# Choropleth Maps

These are maps, where areas are shaded according to a prearranged key, each shading or colour type representing a range of values. Population density information, expressed as 'per kmē,' is appropriately represented using a choropleth map. Choropleth maps are also appropriate for indicating differences in land use, like the amount of recreational land or type of forest cover.

An example from the Czech Republic is shown below.

Choropleth Map with Proportional Symbols
from ARCDATA PRAGUE, in GIS: Our Common Language, ESRI Map Book, Volume 12, 1997.

Although choropleths give a good visual impression of change over space there are certain disadvantages to using them:

• They give a false impression of abrupt change at the boundaries of shaded units.
• Choropleths are often not suitable for showing total values. Proportional symbols overlays (included on the choropleth map above) are one solution to this problem.
• It can be difficult to distinguish between different shades.
• Variations within map units are hidden, and for this reason smaller units are better than large ones.

Isopleth maps

Isopleth maps differ from choropleth maps in that the data is not grouped to a pre-defined unit like a city district. These maps can take two forms:

• Lines of equal value are drawn such that all values on one side are higher than the "isoline" value and all values on the other side are lower, or
• Ranges of similar value are filled with similar colours or patterns.

This type of map is ideal for showing gradual change over space and avoids the abrupt changes which boundary lines produce on choropleth maps. Temperature, for example, is a phenomenon that should be mapped using isoplething, since temperature exists at every point (is continuous), yet does not change abruptly at any point (like population density may do as you cross into another census zone). Relief maps should always be in isopleth form for this reason.
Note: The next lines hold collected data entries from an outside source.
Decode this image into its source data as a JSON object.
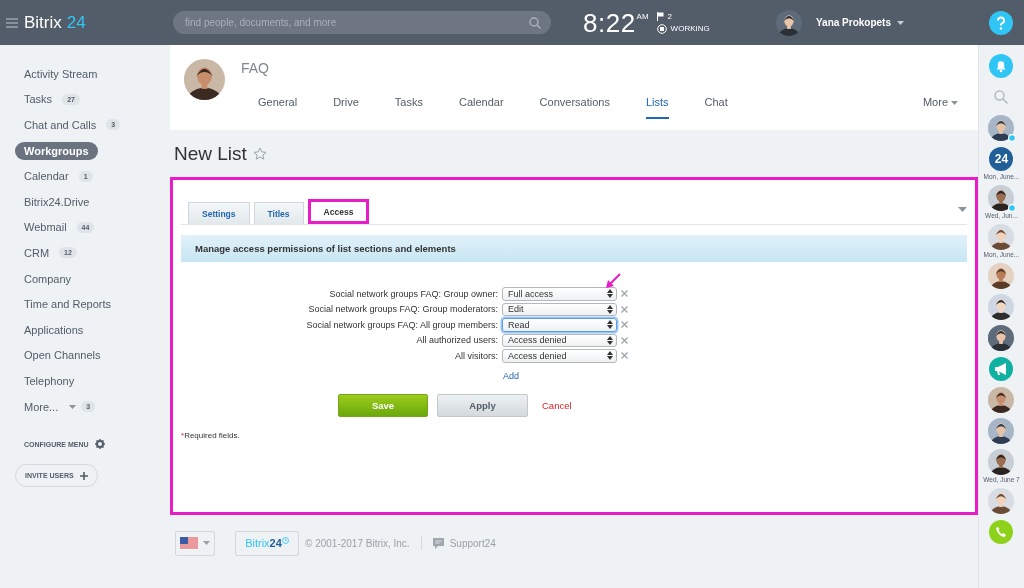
{
  "header": {
    "logo": {
      "word": "Bitrix",
      "number": "24"
    },
    "search": {
      "placeholder": "find people, documents, and more"
    },
    "clock": {
      "time": "8:22",
      "period": "AM"
    },
    "flag_count": "2",
    "work_status": "WORKING",
    "user": {
      "name": "Yana Prokopets"
    }
  },
  "sidebar": {
    "items": [
      {
        "label": "Activity Stream",
        "selected": false
      },
      {
        "label": "Tasks",
        "count": "27",
        "selected": false
      },
      {
        "label": "Chat and Calls",
        "count": "3",
        "selected": false
      },
      {
        "label": "Workgroups",
        "selected": true
      },
      {
        "label": "Calendar",
        "count": "1",
        "selected": false
      },
      {
        "label": "Bitrix24.Drive",
        "selected": false
      },
      {
        "label": "Webmail",
        "count": "44",
        "selected": false
      },
      {
        "label": "CRM",
        "count": "12",
        "selected": false
      },
      {
        "label": "Company",
        "selected": false
      },
      {
        "label": "Time and Reports",
        "selected": false
      },
      {
        "label": "Applications",
        "selected": false
      },
      {
        "label": "Open Channels",
        "selected": false
      },
      {
        "label": "Telephony",
        "selected": false
      },
      {
        "label": "More...",
        "count": "3",
        "selected": false,
        "dropdown": true
      }
    ],
    "configure": "CONFIGURE MENU",
    "invite": "INVITE USERS"
  },
  "group": {
    "name": "FAQ",
    "tabs": [
      {
        "label": "General",
        "selected": false
      },
      {
        "label": "Drive",
        "selected": false
      },
      {
        "label": "Tasks",
        "selected": false
      },
      {
        "label": "Calendar",
        "selected": false
      },
      {
        "label": "Conversations",
        "selected": false
      },
      {
        "label": "Lists",
        "selected": true
      },
      {
        "label": "Chat",
        "selected": false
      }
    ],
    "more": "More"
  },
  "page": {
    "title": "New List",
    "starred": false
  },
  "form": {
    "highlighted": true,
    "tabs": [
      {
        "label": "Settings",
        "selected": false,
        "highlighted": false
      },
      {
        "label": "Titles",
        "selected": false,
        "highlighted": false
      },
      {
        "label": "Access",
        "selected": true,
        "highlighted": true
      }
    ],
    "section_title": "Manage access permissions of list sections and elements",
    "permissions": [
      {
        "subject": "Social network groups FAQ: Group owner:",
        "value": "Full access",
        "focused": false,
        "marked": true
      },
      {
        "subject": "Social network groups FAQ: Group moderators:",
        "value": "Edit",
        "focused": false,
        "marked": false
      },
      {
        "subject": "Social network groups FAQ: All group members:",
        "value": "Read",
        "focused": true,
        "marked": false
      },
      {
        "subject": "All authorized users:",
        "value": "Access denied",
        "focused": false,
        "marked": false
      },
      {
        "subject": "All visitors:",
        "value": "Access denied",
        "focused": false,
        "marked": false
      }
    ],
    "add_link": "Add",
    "buttons": [
      {
        "label": "Save",
        "kind": "primary"
      },
      {
        "label": "Apply",
        "kind": "secondary"
      },
      {
        "label": "Cancel",
        "kind": "link"
      }
    ],
    "required_mark": "*",
    "required_text": "Required fields."
  },
  "footer": {
    "logo": {
      "word": "Bitrix",
      "number": "24"
    },
    "copyright": "© 2001-2017 Bitrix, Inc.",
    "support": "Support24"
  },
  "rail": [
    {
      "kind": "bell"
    },
    {
      "kind": "search"
    },
    {
      "kind": "avatar",
      "badge": true
    },
    {
      "kind": "logo",
      "text": "24",
      "label": "Mon, June..."
    },
    {
      "kind": "avatar",
      "badge": true,
      "label": "Wed, Jun..."
    },
    {
      "kind": "avatar",
      "badge": false,
      "label": "Mon, June..."
    },
    {
      "kind": "avatar",
      "badge": false
    },
    {
      "kind": "avatar",
      "badge": false
    },
    {
      "kind": "avatar",
      "badge": false
    },
    {
      "kind": "megaphone"
    },
    {
      "kind": "avatar",
      "badge": false
    },
    {
      "kind": "avatar",
      "badge": false
    },
    {
      "kind": "avatar",
      "badge": false,
      "label": "Wed, June 7"
    },
    {
      "kind": "avatar",
      "badge": false
    },
    {
      "kind": "phone"
    }
  ]
}
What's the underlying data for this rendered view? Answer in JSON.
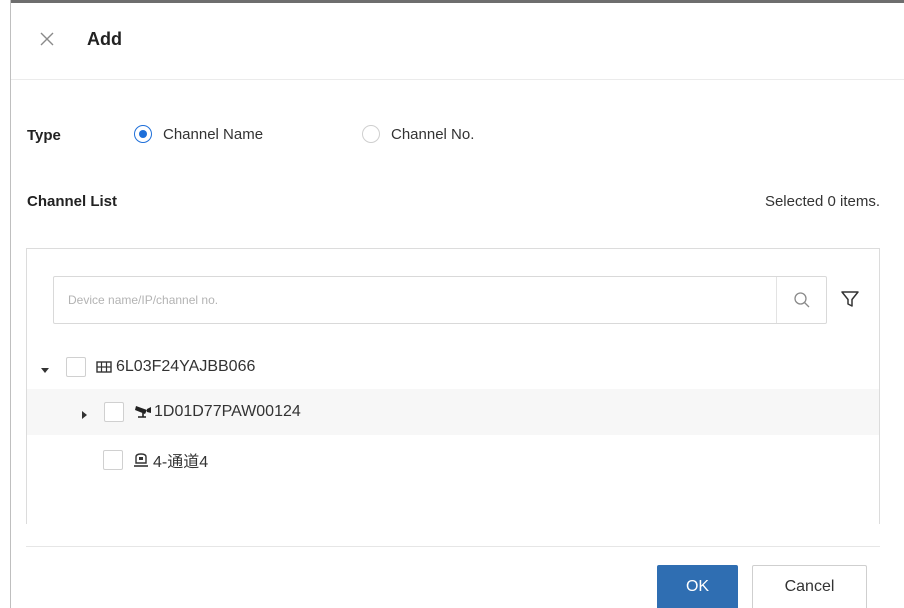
{
  "dialog": {
    "title": "Add"
  },
  "type": {
    "label": "Type",
    "options": [
      {
        "label": "Channel Name",
        "selected": true
      },
      {
        "label": "Channel No.",
        "selected": false
      }
    ]
  },
  "channel_list": {
    "label": "Channel List",
    "selected_info": "Selected 0 items."
  },
  "search": {
    "placeholder": "Device name/IP/channel no.",
    "value": ""
  },
  "tree": [
    {
      "label": "6L03F24YAJBB066",
      "icon": "nvr-device-icon",
      "expanded": true,
      "checked": false
    },
    {
      "label": "1D01D77PAW00124",
      "icon": "camera-device-icon",
      "expanded": false,
      "checked": false
    },
    {
      "label": "4-通道4",
      "icon": "channel-icon",
      "checked": false
    }
  ],
  "buttons": {
    "ok": "OK",
    "cancel": "Cancel"
  },
  "colors": {
    "accent": "#1e6fd9",
    "primary_button": "#2f6eb2"
  }
}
Isopleth example: precipitation 10th June 2000 (mm)

The disadvantage of isopleths are that they are unsuitable for showing discontinuous or 'patchy' distributions and a large amount of data is required for accurate drawing.

Proportional Symbol Maps

As the name implies, symbols (most often circles) are drawn proportional in size to the size of the variable (e.g. employment change) being represented. Proportional symbol maps are not dependent on the size of the area associated with the variable. In other words, on a proportional symbol map of Europe, tiny Liechtenstein would have the same visual importance as Spain if their unemployment values were the same. This would not be the case with a choropleth map.

An example of proportional circles is shown on the Czech Republic Voting Register map (above).
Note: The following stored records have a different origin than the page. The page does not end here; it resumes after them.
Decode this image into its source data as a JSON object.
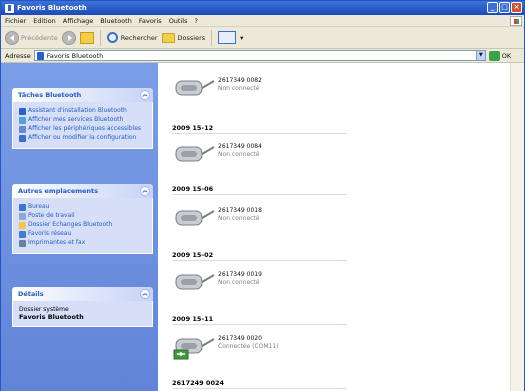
{
  "window": {
    "title": "Favoris Bluetooth"
  },
  "menu": {
    "items": [
      "Fichier",
      "Edition",
      "Affichage",
      "Bluetooth",
      "Favoris",
      "Outils",
      "?"
    ]
  },
  "toolbar": {
    "back": "Précédente",
    "search": "Rechercher",
    "folders": "Dossiers"
  },
  "address": {
    "label": "Adresse",
    "value": "Favoris Bluetooth",
    "go": "OK"
  },
  "taskpane": {
    "bluetooth_tasks": {
      "title": "Tâches Bluetooth",
      "items": [
        "Assistant d'installation Bluetooth",
        "Afficher mes services Bluetooth",
        "Afficher les périphériques accessibles",
        "Afficher ou modifier la configuration"
      ]
    },
    "other_places": {
      "title": "Autres emplacements",
      "items": [
        "Bureau",
        "Poste de travail",
        "Dossier Echanges Bluetooth",
        "Favoris réseau",
        "Imprimantes et fax"
      ]
    },
    "details": {
      "title": "Détails",
      "name": "Favoris Bluetooth",
      "type": "Dossier système"
    }
  },
  "content": {
    "groups": [
      {
        "header": "",
        "devices": [
          {
            "name": "2617349 0082",
            "status": "Non connecté",
            "connected": false
          }
        ]
      },
      {
        "header": "2009 15-12",
        "devices": [
          {
            "name": "2617349 0084",
            "status": "Non connecté",
            "connected": false
          }
        ]
      },
      {
        "header": "2009 15-06",
        "devices": [
          {
            "name": "2617349 0018",
            "status": "Non connecté",
            "connected": false
          }
        ]
      },
      {
        "header": "2009 15-02",
        "devices": [
          {
            "name": "2617349 0019",
            "status": "Non connecté",
            "connected": false
          }
        ]
      },
      {
        "header": "2009 15-11",
        "devices": [
          {
            "name": "2617349 0020",
            "status": "Connectée (COM11)",
            "connected": true
          }
        ]
      },
      {
        "header": "2617249 0024",
        "devices": []
      }
    ]
  }
}
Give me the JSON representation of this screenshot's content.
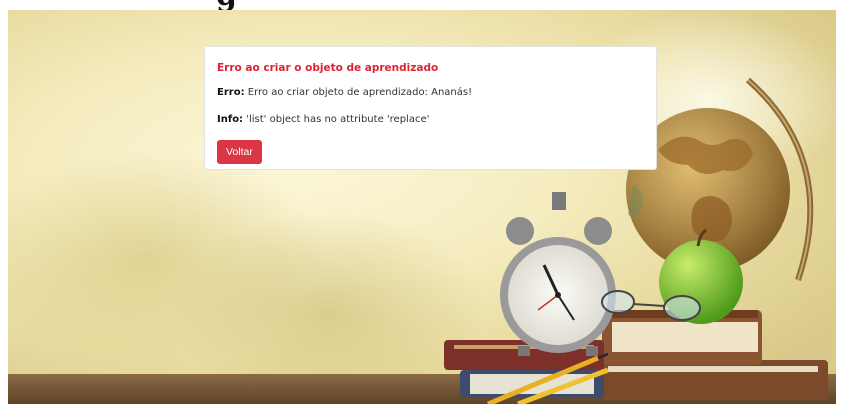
{
  "page": {
    "heading_partial": "g"
  },
  "alert": {
    "title": "Erro ao criar o objeto de aprendizado",
    "error_label": "Erro:",
    "error_text": "Erro ao criar objeto de aprendizado: Ananás!",
    "info_label": "Info:",
    "info_text": "'list' object has no attribute 'replace'",
    "back_button_label": "Voltar"
  },
  "colors": {
    "accent_red": "#dc3545",
    "title_red": "#dc2333",
    "card_bg": "#ffffff"
  },
  "background": {
    "icons": [
      "globe-icon",
      "alarm-clock-icon",
      "apple-icon",
      "books-icon",
      "pencils-icon",
      "glasses-icon"
    ]
  }
}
Scaling proportional symbols. Much research has gone into the optimal scaling for proportional symbols. As a general rule, make sure that the area, rather than linear proportions like radius or length of a side, is the scaled parameter. For example, if there are four times as many gentrified businesses in El Raval Site 1 than in Site 3, the area of the symbol should be four times greater for Site 1. If the symbol choice is a circle, the radius of the Site 1 symbol should thus be only twice as great (since area scales with the square of the radius).

Dot maps

Used to show the distribution of phenomena where values and location are known. Dot maps create a visual impression of density by placing a dot or some other symbol in the approximate location of the variable being mapped. Dot maps should be used only for raw data, not for prearranged data or percentages. Appropriate themes for dot maps include the distribution of dairy farms, and population distribution in a region.
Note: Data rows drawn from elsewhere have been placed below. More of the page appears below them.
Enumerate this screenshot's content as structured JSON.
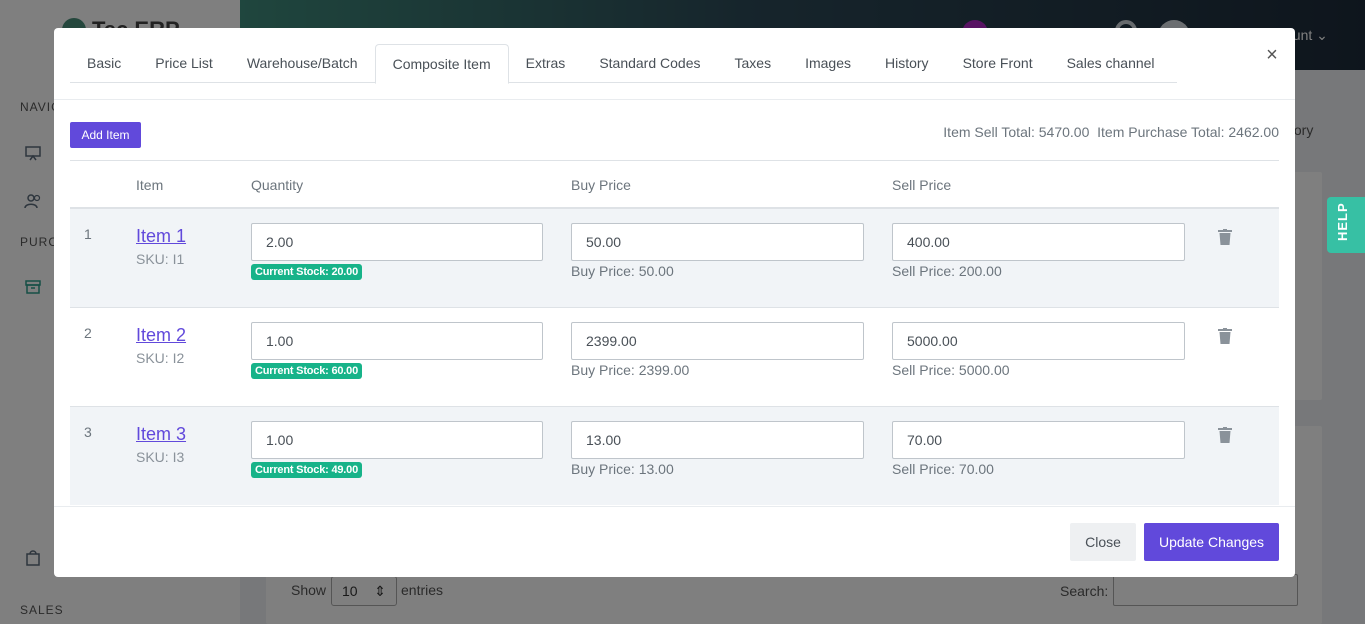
{
  "app": {
    "logo_text": "Tec ERP",
    "account_label": "count",
    "help_label": "HELP",
    "side_sections": [
      "NAVIG",
      "PURCH",
      "SALES"
    ],
    "bg_history_label": "tory",
    "bg_show_label": "Show",
    "bg_entries_value": "10",
    "bg_entries_label": "entries",
    "bg_search_label": "Search:"
  },
  "modal": {
    "tabs": [
      {
        "label": "Basic"
      },
      {
        "label": "Price List"
      },
      {
        "label": "Warehouse/Batch"
      },
      {
        "label": "Composite Item",
        "active": true
      },
      {
        "label": "Extras"
      },
      {
        "label": "Standard Codes"
      },
      {
        "label": "Taxes"
      },
      {
        "label": "Images"
      },
      {
        "label": "History"
      },
      {
        "label": "Store Front"
      },
      {
        "label": "Sales channel"
      }
    ],
    "close_symbol": "×",
    "add_item_label": "Add Item",
    "sell_total_label": "Item Sell Total: 5470.00",
    "purchase_total_label": "Item Purchase Total: 2462.00",
    "columns": {
      "item": "Item",
      "quantity": "Quantity",
      "buy_price": "Buy Price",
      "sell_price": "Sell Price"
    },
    "rows": [
      {
        "num": "1",
        "name": "Item 1",
        "sku": "SKU: I1",
        "quantity": "2.00",
        "stock": "Current Stock: 20.00",
        "buy": "50.00",
        "buy_hint": "Buy Price: 50.00",
        "sell": "400.00",
        "sell_hint": "Sell Price: 200.00"
      },
      {
        "num": "2",
        "name": "Item 2",
        "sku": "SKU: I2",
        "quantity": "1.00",
        "stock": "Current Stock: 60.00",
        "buy": "2399.00",
        "buy_hint": "Buy Price: 2399.00",
        "sell": "5000.00",
        "sell_hint": "Sell Price: 5000.00"
      },
      {
        "num": "3",
        "name": "Item 3",
        "sku": "SKU: I3",
        "quantity": "1.00",
        "stock": "Current Stock: 49.00",
        "buy": "13.00",
        "buy_hint": "Buy Price: 13.00",
        "sell": "70.00",
        "sell_hint": "Sell Price: 70.00"
      }
    ],
    "close_label": "Close",
    "update_label": "Update Changes"
  },
  "colors": {
    "primary": "#6149db",
    "badge": "#17b389",
    "help": "#37c0a4"
  }
}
Their limitations include the difficulty of counting large numbers of dots in order to get a precise value and the need to have a large amount of initial information before drawing the map.

Dot map parameters. When constructing a dot map, two parameters must be considered: the graphical size of each dot and the value associated with each dot. For example, you might stipulate that each dot be 2 pixels in diameter, and each represent 100 persons. In general, many small dots, each representing relatively few instances of the attribute, is more effective than a few large dots, but is more tedious to construct.